16 plot points

Brooklyn 1986. Berkman family playing tennis doubles. Father Bernard and son Walt vs. mother Joan and son Frank. Competitive but still together. Family unit intact but cracks showing beneath surface.
Bernard tells Walt to take credit for achievements. Theme of authenticity vs. pretension, whose perspective matters, and cost of intellectual arrogance on family and self.
Parents announce divorce. Bernard once-successful novelist now teaching. Joan finding success as writer. Boys must split time between houses. Walt idolizes father, emulates his pretensions. Frank acts out.
Custody arrangement begins. Walt stays mostly with Bernard in Park Slope. Frank mostly with Joan in rental. Family physically divided. Walt learns mother having affair. Betrayal felt deeply.
Walt takes father side completely against mother. Starts dating Sophie. Should he be honest about feelings or perform intellectualism like father? Frank drinking, acting sexual. Both processing divorce differently.
Walt performs Hey You by Pink Floyd at talent show, claiming he wrote it. Lies to impress. Bernard dates Lili, his student. New relationships forming. Family fractured into separate lives.
Walt and Sophie relationship. She genuinely cares but he is emotionally stunted, performing intellectualism rather than connecting. Mirror of parents failed marriage. Will he repeat patterns or break them?
Both boys navigate split households. Bernard bitter about Joan success. Walt parrots father opinions. Frank gets drunk, masturbates inappropriately. Ivan, mother boyfriend, tries connecting with boys. Dysfunction explored.
Bernard relationship with Lili falters due to his self-absorption. Walt caught plagiarizing Pink Floyd song. False victory of pretension exposed. Sophie breaks up with Walt. Facades cracking.
Bernard must move to cheaper place. Walt expelled from school for plagiarism. Frank reveals mother affair to Walt. Bernard drinks heavily, criticizes Joan constantly. Family situation deteriorating on all fronts.
Walt has breakdown at school. Frank tells therapist about mother affair and inappropriate behavior. Bernard financial and emotional collapse. Walt realizes father is not who he pretended to be. Illusions shattered.
Walt hospitalized after panic attack. Confronts both parents. Realizes father is petty, jealous, failed writer. Mother affair revealed to Bernard. All family secrets exposed. Everyone flawed. No heroes.

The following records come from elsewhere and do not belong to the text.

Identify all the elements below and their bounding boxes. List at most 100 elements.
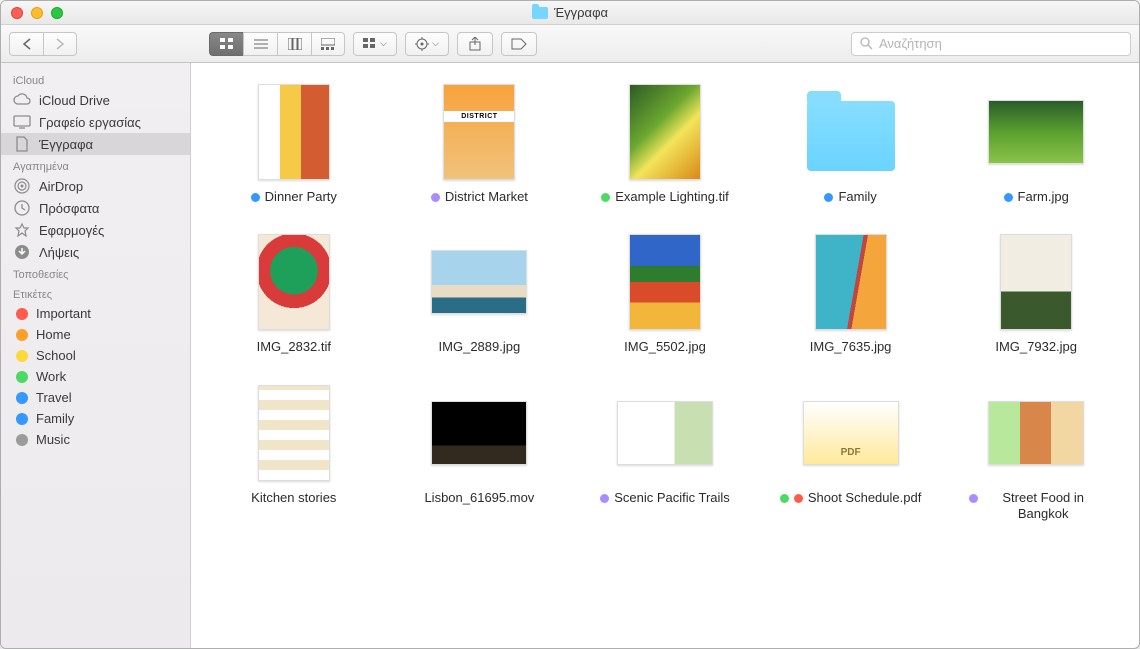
file-tag-dot xyxy=(780,494,789,503)
sidebar-item-label: Λήψεις xyxy=(39,245,79,260)
sidebar-item[interactable]: Εφαρμογές xyxy=(1,219,190,241)
search-input[interactable]: Αναζήτηση xyxy=(851,32,1131,56)
file-name: Street Food in Bangkok xyxy=(969,490,1103,523)
sidebar-section-header: Τοποθεσίες xyxy=(1,263,190,283)
file-item[interactable]: IMG_7932.jpg xyxy=(953,233,1119,355)
file-thumbnail xyxy=(430,384,528,482)
file-item[interactable]: Farm.jpg xyxy=(953,83,1119,205)
file-grid: Dinner Party DISTRICT District Market Examp… xyxy=(211,83,1119,522)
nav-group xyxy=(9,32,77,56)
share-button[interactable] xyxy=(457,32,493,56)
file-thumbnail: PDF xyxy=(802,384,900,482)
sidebar-item-label: School xyxy=(36,348,76,363)
sidebar-item-label: Family xyxy=(36,411,74,426)
file-thumbnail xyxy=(987,233,1085,331)
sidebar-item-label: Travel xyxy=(36,390,72,405)
titlebar[interactable]: Έγγραφα xyxy=(1,1,1139,25)
icon-view-button[interactable] xyxy=(209,32,243,56)
sidebar-item-label: Music xyxy=(36,432,70,447)
file-item[interactable]: PDF Shoot Schedule.pdf xyxy=(768,384,934,523)
file-name: Shoot Schedule.pdf xyxy=(780,490,921,506)
file-tag-dot xyxy=(1004,193,1013,202)
sidebar-item-label: AirDrop xyxy=(39,179,83,194)
sidebar-item[interactable]: Πρόσφατα xyxy=(1,197,190,219)
column-view-button[interactable] xyxy=(277,32,311,56)
file-item[interactable]: Lisbon_61695.mov xyxy=(397,384,563,523)
file-thumbnail xyxy=(430,233,528,331)
chevron-down-icon: ⌵ xyxy=(432,38,439,49)
cloud-icon xyxy=(13,92,31,108)
search-placeholder: Αναζήτηση xyxy=(879,36,942,51)
file-thumbnail: DISTRICT xyxy=(430,83,528,181)
file-name: IMG_7635.jpg xyxy=(810,339,892,355)
sidebar-item[interactable]: Music xyxy=(1,429,190,450)
file-name: IMG_2889.jpg xyxy=(439,339,521,355)
downloads-icon xyxy=(13,244,31,260)
forward-button[interactable] xyxy=(43,32,77,56)
sidebar-item[interactable]: iCloud Drive xyxy=(1,89,190,111)
chevron-down-icon: ⌵ xyxy=(380,38,387,49)
window-title: Έγγραφα xyxy=(1,5,1139,20)
doc-icon xyxy=(13,136,31,152)
sidebar-item[interactable]: Έγγραφα xyxy=(1,133,190,155)
file-name: Lisbon_61695.mov xyxy=(424,490,534,506)
file-thumbnail xyxy=(987,83,1085,181)
sidebar-item[interactable]: AirDrop xyxy=(1,175,190,197)
file-name: IMG_5502.jpg xyxy=(624,339,706,355)
sidebar-item[interactable]: Family xyxy=(1,408,190,429)
file-name: Scenic Pacific Trails xyxy=(600,490,730,506)
file-item[interactable]: IMG_5502.jpg xyxy=(582,233,748,355)
sidebar-section-header: Αγαπημένα xyxy=(1,155,190,175)
file-thumbnail xyxy=(616,233,714,331)
file-item[interactable]: Example Lighting.tif xyxy=(582,83,748,205)
sidebar-item[interactable]: Home xyxy=(1,324,190,345)
sidebar: iCloudiCloud DriveΓραφείο εργασίαςΈγγραφ… xyxy=(1,63,191,648)
file-item[interactable]: Scenic Pacific Trails xyxy=(582,384,748,523)
file-name: Farm.jpg xyxy=(1004,189,1069,205)
file-thumbnail xyxy=(987,384,1085,482)
file-tag-dot xyxy=(794,494,803,503)
file-thumbnail xyxy=(245,233,343,331)
file-item[interactable]: Street Food in Bangkok xyxy=(953,384,1119,523)
toolbar: ⌵ ⌵ Αναζήτηση xyxy=(1,25,1139,63)
tag-dot-icon xyxy=(16,371,28,383)
file-item[interactable]: IMG_2832.tif xyxy=(211,233,377,355)
file-thumbnail xyxy=(245,83,343,181)
tags-button[interactable] xyxy=(501,32,537,56)
sidebar-item-label: Important xyxy=(36,306,91,321)
tag-dot-icon xyxy=(16,350,28,362)
arrange-dropdown[interactable]: ⌵ xyxy=(353,32,397,56)
list-view-button[interactable] xyxy=(243,32,277,56)
sidebar-item[interactable]: School xyxy=(1,345,190,366)
file-thumbnail xyxy=(616,384,714,482)
finder-window: Έγγραφα ⌵ ⌵ Αναζήτηση iCloudiCloud Drive… xyxy=(0,0,1140,649)
sidebar-item[interactable]: Travel xyxy=(1,387,190,408)
sidebar-item[interactable]: Λήψεις xyxy=(1,241,190,263)
sidebar-item-label: Εφαρμογές xyxy=(39,223,104,238)
file-item[interactable]: Dinner Party xyxy=(211,83,377,205)
tag-dot-icon xyxy=(16,329,28,341)
tag-dot-icon xyxy=(16,392,28,404)
sidebar-item[interactable]: Work xyxy=(1,366,190,387)
content-area[interactable]: Dinner Party DISTRICT District Market Examp… xyxy=(191,63,1139,648)
tag-dot-icon xyxy=(16,434,28,446)
gallery-view-button[interactable] xyxy=(311,32,345,56)
file-item[interactable]: Family xyxy=(768,83,934,205)
file-tag-dot xyxy=(431,193,440,202)
file-thumbnail xyxy=(616,83,714,181)
file-item[interactable]: IMG_7635.jpg xyxy=(768,233,934,355)
file-item[interactable]: IMG_2889.jpg xyxy=(397,233,563,355)
sidebar-item[interactable]: Important xyxy=(1,303,190,324)
sidebar-item-label: Γραφείο εργασίας xyxy=(39,115,141,130)
file-item[interactable]: DISTRICT District Market xyxy=(397,83,563,205)
window-title-text: Έγγραφα xyxy=(554,5,608,20)
file-name: District Market xyxy=(431,189,528,205)
sidebar-item[interactable]: Γραφείο εργασίας xyxy=(1,111,190,133)
file-name: Family xyxy=(824,189,876,205)
back-button[interactable] xyxy=(9,32,43,56)
action-dropdown[interactable]: ⌵ xyxy=(405,32,449,56)
search-icon xyxy=(860,37,873,50)
folder-icon xyxy=(807,101,895,171)
sidebar-section-header: Ετικέτες xyxy=(1,283,190,303)
file-item[interactable]: Kitchen stories xyxy=(211,384,377,523)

Walt begins seeing own patterns. Apologizes to Sophie. Starts accepting both parents as imperfect people. Frank opens up in therapy. Family members beginning to see truth rather than performed versions of themselves.
Walt visits Natural History Museum. Stands before Giant Squid and Whale exhibit that terrified him as child. Can now face it. Metaphor for confronting family trauma. Growing beyond parents narratives.
Frances piece performed successfully. Gets own apartment. Sophie visits new place, friendship endures in new form. Frances finds work as choreographer. Not what she planned but authentic. Growth through loss.
Walt stares at exhibit. No longer running. Family still broken but Walt beginning to form own identity beyond father intellectual pretension and mother success. Acceptance of complexity. Growing up painful but necessary.